Opening track Angry features Tippa Irie and is most lyrically eloquent tune on the album, with the Brixton MC spitting out everything that incenses about the world, from the the ozone to the abandonment of New Orleans, over an almost military beat.

Ricky Ranking turns up next on Murder We, the first of his three fine contributions, and a bleak vision of Babylon, where the streets are "flowing blood red". He slows things down to plead that we "remember my children, like I remember your children", but this vision of a community slowly melting down into molten rage seems a particularly pertinent one.

The consciousness side of things goes out of the window on Skeng (meaning knife or gun), which finds Killa P and Flowdan in pure raggamuffin bad boy mode. 'Shot you in the face/Make you send for the nurse/Doctor can't fix you/Send for the hearse' they growl over a minimal throbbing bass, with tongue very discretely stuck in cheek.

Ricky Ranking returns to team up with Aya on Too Much Pain, a haunted swirl of parched percussion and horror film dramatics. 'Top tune, Kevin!' Ricky blurts out at one point in a welcome moment of levity.
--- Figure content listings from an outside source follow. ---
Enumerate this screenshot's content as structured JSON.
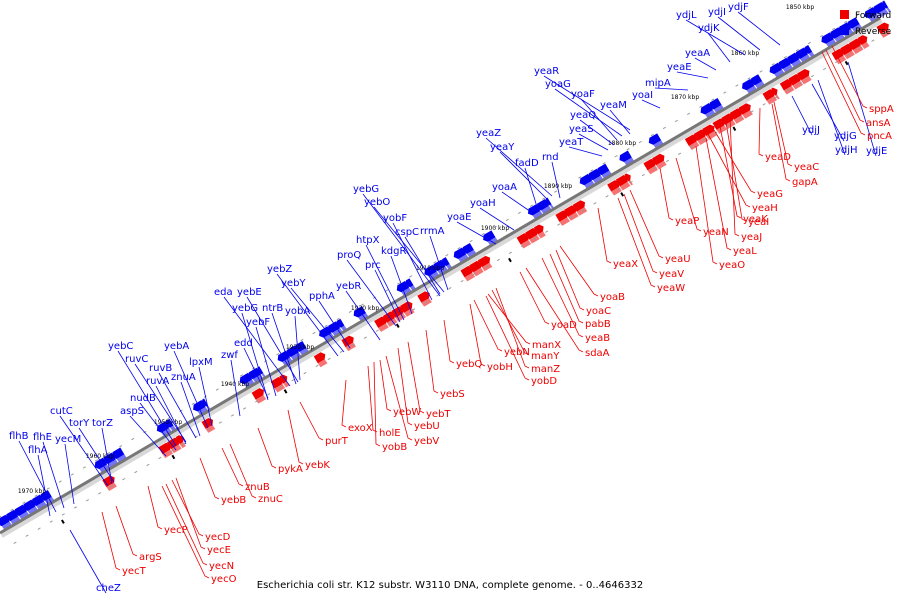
{
  "title": "Escherichia coli str. K12 substr. W3110 DNA, complete genome. - 0..4646332",
  "legend": [
    {
      "label": "Forward",
      "color": "#ee0000"
    },
    {
      "label": "Reverse",
      "color": "#0000ee"
    }
  ],
  "colors": {
    "forward": "#ee0000",
    "reverse": "#0000ee",
    "backbone": "#777777"
  },
  "ticks": [
    "1850 kbp",
    "1860 kbp",
    "1870 kbp",
    "1880 kbp",
    "1890 kbp",
    "1900 kbp",
    "1910 kbp",
    "1920 kbp",
    "1930 kbp",
    "1940 kbp",
    "1950 kbp",
    "1960 kbp",
    "1970 kbp"
  ],
  "reverse_genes": [
    "ydjF",
    "ydjI",
    "ydjL",
    "ydjK",
    "yeaA",
    "yeaE",
    "mipA",
    "yoaI",
    "yeaR",
    "yoaG",
    "yoaF",
    "yeaM",
    "yeaQ",
    "yeaS",
    "yeaT",
    "yeaZ",
    "yeaY",
    "fadD",
    "rnd",
    "yoaA",
    "yoaH",
    "yoaE",
    "yebG",
    "yebO",
    "yobF",
    "cspC",
    "rrmA",
    "htpX",
    "kdgR",
    "proQ",
    "prc",
    "yebR",
    "yebZ",
    "yebY",
    "pphA",
    "eda",
    "yebE",
    "yebG",
    "ntrB",
    "yebF",
    "yobA",
    "edd",
    "zwf",
    "yebC",
    "yebA",
    "ruvC",
    "lpxM",
    "ruvB",
    "znuA",
    "ruvA",
    "nudB",
    "aspS",
    "cutC",
    "torY",
    "torZ",
    "flhB",
    "flhE",
    "yecM",
    "flhA",
    "cheZ",
    "ydjJ",
    "ydjG",
    "ydjH",
    "ydjE"
  ],
  "forward_genes": [
    "sppA",
    "ansA",
    "pncA",
    "yeaD",
    "yeaC",
    "gapA",
    "yeaG",
    "yeaH",
    "yeaK",
    "yeaI",
    "yeaJ",
    "yeaP",
    "yeaN",
    "yeaL",
    "yeaO",
    "yeaU",
    "yeaV",
    "yeaW",
    "yeaX",
    "yoaB",
    "yoaC",
    "pabB",
    "yoaD",
    "yeaB",
    "sdaA",
    "manX",
    "yebN",
    "manY",
    "manZ",
    "yobH",
    "yobD",
    "yebQ",
    "yebS",
    "yebT",
    "yebW",
    "yebU",
    "exoX",
    "holE",
    "yebV",
    "yobB",
    "purT",
    "yebK",
    "pykA",
    "znuB",
    "znuC",
    "yebB",
    "yecD",
    "yecP",
    "yecE",
    "argS",
    "yecN",
    "yecT",
    "yecO"
  ]
}
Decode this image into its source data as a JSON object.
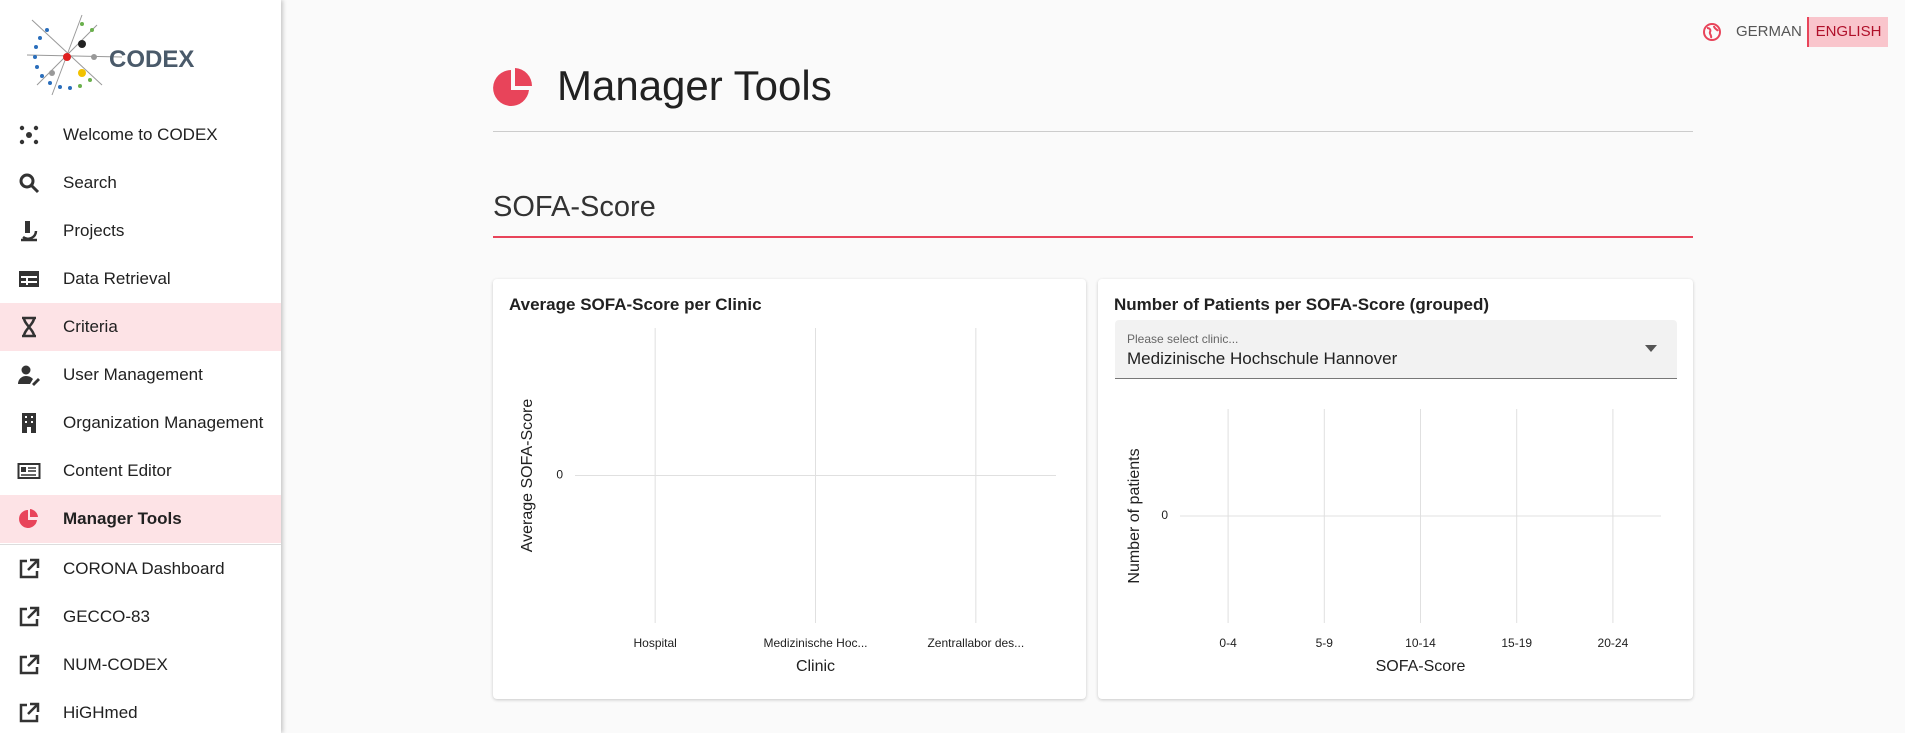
{
  "header": {
    "language_options": [
      "GERMAN",
      "ENGLISH"
    ],
    "page_title": "Manager Tools",
    "section_title": "SOFA-Score"
  },
  "sidebar": {
    "logo_text": "CODEX",
    "items": [
      "Welcome to CODEX",
      "Search",
      "Projects",
      "Data Retrieval",
      "Criteria",
      "User Management",
      "Organization Management",
      "Content Editor",
      "Manager Tools"
    ],
    "external_links": [
      "CORONA Dashboard",
      "GECCO-83",
      "NUM-CODEX",
      "HiGHmed"
    ]
  },
  "charts": [
    {
      "type": "bar",
      "title": "Average SOFA-Score per Clinic",
      "categories": [
        "Hospital",
        "Medizinische Hoc...",
        "Zentrallabor des..."
      ],
      "xlabel": "Clinic",
      "ylabel": "Average SOFA-Score",
      "ylim": [
        -1,
        1
      ],
      "yticks": [
        0
      ],
      "grid": true
    },
    {
      "type": "bar",
      "title": "Number of Patients per SOFA-Score (grouped)",
      "select_label": "Please select clinic...",
      "selected": "Medizinische Hochschule Hannover",
      "categories": [
        "0-4",
        "5-9",
        "10-14",
        "15-19",
        "20-24"
      ],
      "xlabel": "SOFA-Score",
      "ylabel": "Number of patients",
      "ylim": [
        -1,
        1
      ],
      "yticks": [
        0
      ],
      "grid": true
    }
  ]
}
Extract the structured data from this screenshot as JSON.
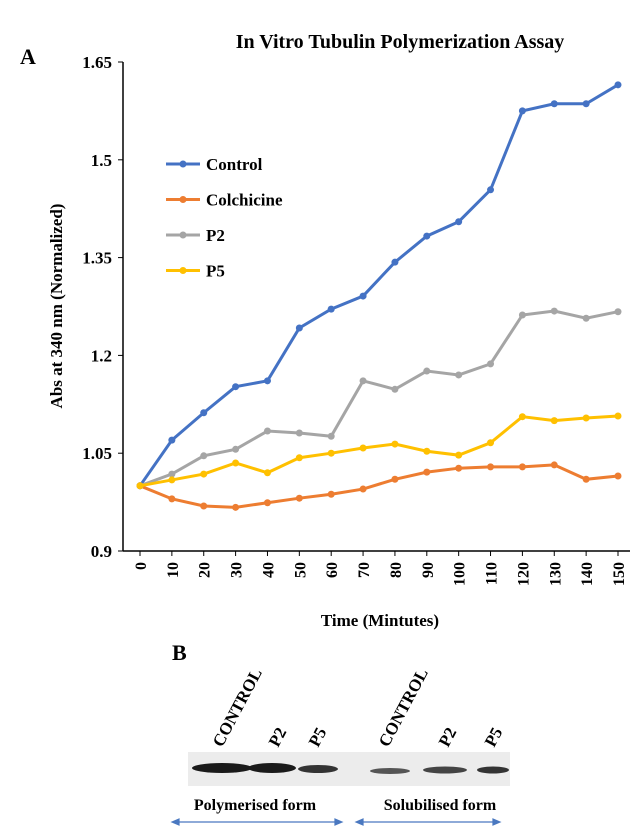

"What's wrong with the world/ Has the world gone mad?" wonders Warrior Queen on Insane over another precision-tooled groove before Flowdan returns with a scattergun toast about the coming Jah War.

The dark heart of London Zoo arrives with Fuckaz, a remarkable surge of disgust and anger over a migraine throb of sub-bass. Frequent Kode9 collaborator and dubstep scene stalwart Spaceape gets out some serious bile for nearly four minutes before asking several times: "How did we get here/ And where do we go now?". Spaceape and Martin seem to be inviting us to ponder this point as the song slowly ebbs to a close.

Poet/lyricist Roger Robinson, who also appeared on second Bug album Pressure, turns up on You & Me to take the temperature a notch or two. His light, dreamy delivery and Kevin's whispering, drifting production suddenly take you to a very different place. This would prove a step-off point for Martin's next move with the duo collaborating over a whole album as King Midas Sound in a more downtempo dubstep style.

Freak Freak is a dry, echoey and ominous instrumental, the sound of the underpass, glass crunching underfoot and your fingers tightening around the keys in your pocket.

Flowdan returns for Warning, another blast of inner city dread that dubs out midway through into slow decaying tones before firing back in with a martial beat and a flurry of patois.

Warrior Queen returns for the excellent Poison Dart, her voice somewhere between singing and toasting over yet more speaker-battering bass. The Skream remix seems better known but Martin's original version still does it for me.

Ricky Ranking is back for final track Judgement, showcasing his sweet singing tones between gruff voiced toasts. He concludes with "We are living in serious times/ I guess it's coming like a judgement sign/ The people have killing on their mind", so perhaps we should have considered ourselves warned.

London Zoo came out on Ninja Tune, who did a beautiful job of it, splitting the album into three 12-inches to do full justice to all that awesome bass and packaging it in a gatefold sleeve featuring artwork by Fefe Talavera. Even dystopia comes with design flair nowadays.